Aterrizas en el café de la esquina y
encuentras al tipo que lo explicó todo. Explicarlo todo es un deporte muy
particular, una extensión del hombre del
Renacimiento enclavada en pleno siglo XXI, lo cual supone conocimiento
alquímico entremezclado con física cuántica, historia del arte, poesía lírica
grecolatina y pastelería suiza postmoderna. Aquí, entre mesas con mantelito
blanco y batidos de lechosa hay a patadas quienes lo saben todo o creen saberlo
todo, que para los efectos no es una diferencia como para generar caos. El quid es la explicación: explicar, eso,
explicar hasta por los codos otorga señorío a la afilada dentadura del tiburón
Enrique y el caimán Miguel. Por eso un café es zona pantanosa capaz de
engullir, zuas zuas, a un 747 y transformarse en cementerio de Titanics y tú
ahí como si nada, dándote de bruces frente a misterios develados o por
develarse: por qué una ventolera te despeina, por qué la Luna tiene cuernos,
por qué un kilo de plomo no pesa más que un kilo de algodón, por qué si el sapo
salta pues se ensarta, por qué la Tierra no es plana, por qué el cuadrado de
la hipotenusa es igual a la suma de los cuadrados de los catetos, por qué la
hipotenusa y no la hipotermia, pongamos por caso, o la hipostasis o la hipoteca
o cosa parecida, y así.
La lógica aplastante de Merlines
cafetinescos siempre me ha maravillado. Una vez quise experimentar el método
para explicarlo todo, pero entre tanto sentido común y vueltas al fondo de cada
problemática terminé con dolores de cabeza que para qué te cuento. Moraleja y
conclusión: mi fracaso al intentar explicarlo todo es directamente proporcional
a mi talento para no explicar absolutamente nada e inversamente proporcional a
mis ganas para ello. Demasiados cojones y poca materia gris, como imagino ya
pescaste.
El otro día, en Ciudad Bolívar, juro por
Dios que a orillas de la avenida Táchira vi a un hombre sentado ante una mesa
sobre la que descansaba una Remington de las de antes y un fajo de carpetas y
papeles que daban la sensación de oficina itinerante.

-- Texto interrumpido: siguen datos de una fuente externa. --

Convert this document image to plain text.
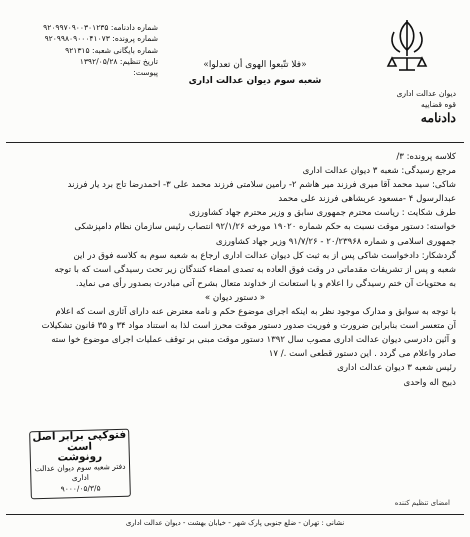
شماره دادنامه: ۹۲۰۹۹۷۰۹۰۰۳۰۱۲۳۵
شماره پرونده: ۹۲۰۹۹۸۰۹۰۰۰۴۱۰۷۳
شماره بایگانی شعبه: ۹۲۱۳۱۵
تاریخ تنظیم: ۱۳۹۲/۰۵/۲۸
پیوست:
«فلا تتّبعوا الهوی أن تعدلوا»
شعبه سوم دیوان عدالت اداری
دیوان عدالت اداری
قوه قضاییه
دادنامه
کلاسه پرونده: ۳/
مرجع رسیدگی: شعبه ۳ دیوان عدالت اداری
شاکی: سید محمد آقا میری فرزند میر هاشم ۲- رامین سلامتی فرزند محمد علی ۳- احمدرضا تاج برد یار فرزند
عبدالرسول ۴ -مسعود عربشاهی فرزند علی محمد
طرف شکایت : ریاست محترم جمهوری سابق و وزیر محترم جهاد کشاورزی
خواسته: دستور موقت نسبت به حکم شماره ۱۹۰۲۰ مورخه ۹۲/۱/۲۶ انتصاب رئیس سازمان نظام دامپزشکی
جمهوری اسلامی و شماره ۲۰/۲۳۹۶۸ - ۹۱/۷/۲۶ وزیر جهاد کشاورزی
گردشکار: دادخواست شاکی پس از به ثبت کل دیوان عدالت اداری ارجاع به شعبه سوم به کلاسه فوق در این
شعبه و پس از تشریفات مقدماتی در وقت فوق العاده به تصدی امضاء کنندگان زیر تحت رسیدگی است که با توجه
به محتویات آن ختم رسیدگی را اعلام و با استعانت از خداوند متعال بشرح آتی مبادرت بصدور رأی می نماید.
« دستور دیوان »
با توجه به سوابق و مدارک موجود نظر به اینکه اجرای موضوع حکم و نامه معترض عنه دارای آثاری است که اعلام
آن متعسر است بنابراین ضرورت و فوریت صدور دستور موقت محرز است لذا به استناد مواد ۳۴ و ۳۵ قانون تشکیلات
و آئین دادرسی دیوان عدالت اداری مصوب سال ۱۳۹۲ دستور موقت مبنی بر توقف عملیات اجرای موضوع خوا سته
صادر واعلام می گردد . این دستور قطعی است ./ ۱۷
رئیس شعبه ۳ دیوان عدالت اداری
ذبیح اله واحدی
فتوکپی برابر اصل است
رونوشت
دفتر شعبه سوم دیوان عدالت اداری
۹۰۰۰/۰۵/۳/۵
امضای تنظیم کننده
نشانی : تهران - ضلع جنوبی پارک شهر - خیابان بهشت - دیوان عدالت اداری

Desde el carro leí un
aviso que colgaba. Decía esto: “Se soluciona cualquier tipo de problema”.
Demonios, explicarlo todo sí que va más
allá del café de la cuadra y fíjate que cae como peñasco en el ancho mundo, lo
que va siendo bastante decir. La fenomenología trascendental -perdonen el feo academicismo- de un hecho como explicarlo todo se quiebra
justamente cuando intento dar razones que solventen el asunto. Entonces ni
modo, me conformo con saborear el marrón y permanecer tras bastidores, observando y buscando entender, hasta
donde me alcancen las meninges. Que me expliquen, que me expliquen, que me
sigan explicando.
Explicarlo todo es poco menos que una
ciencia exacta, claro está, cosa que en el fondo es la razón fundamental por la
que no abandono mi café predilecto. Tabaco, marrón, agua mineral y de pronto,
por obra y gracia de cierta cadencia renacentista que ve tú a saber por qué
diablos se cuela desde esos confines hasta aquí, digo, de pronto se hace la
luz, se desanuda el nudo, lo torcido se destuerce y la explicación diáfana,
sencilla, total, cabe en boca de Enriques y Migueles. Es que un café es lo más
extraño de este mundo, rediós, lo más extraño de este mundo.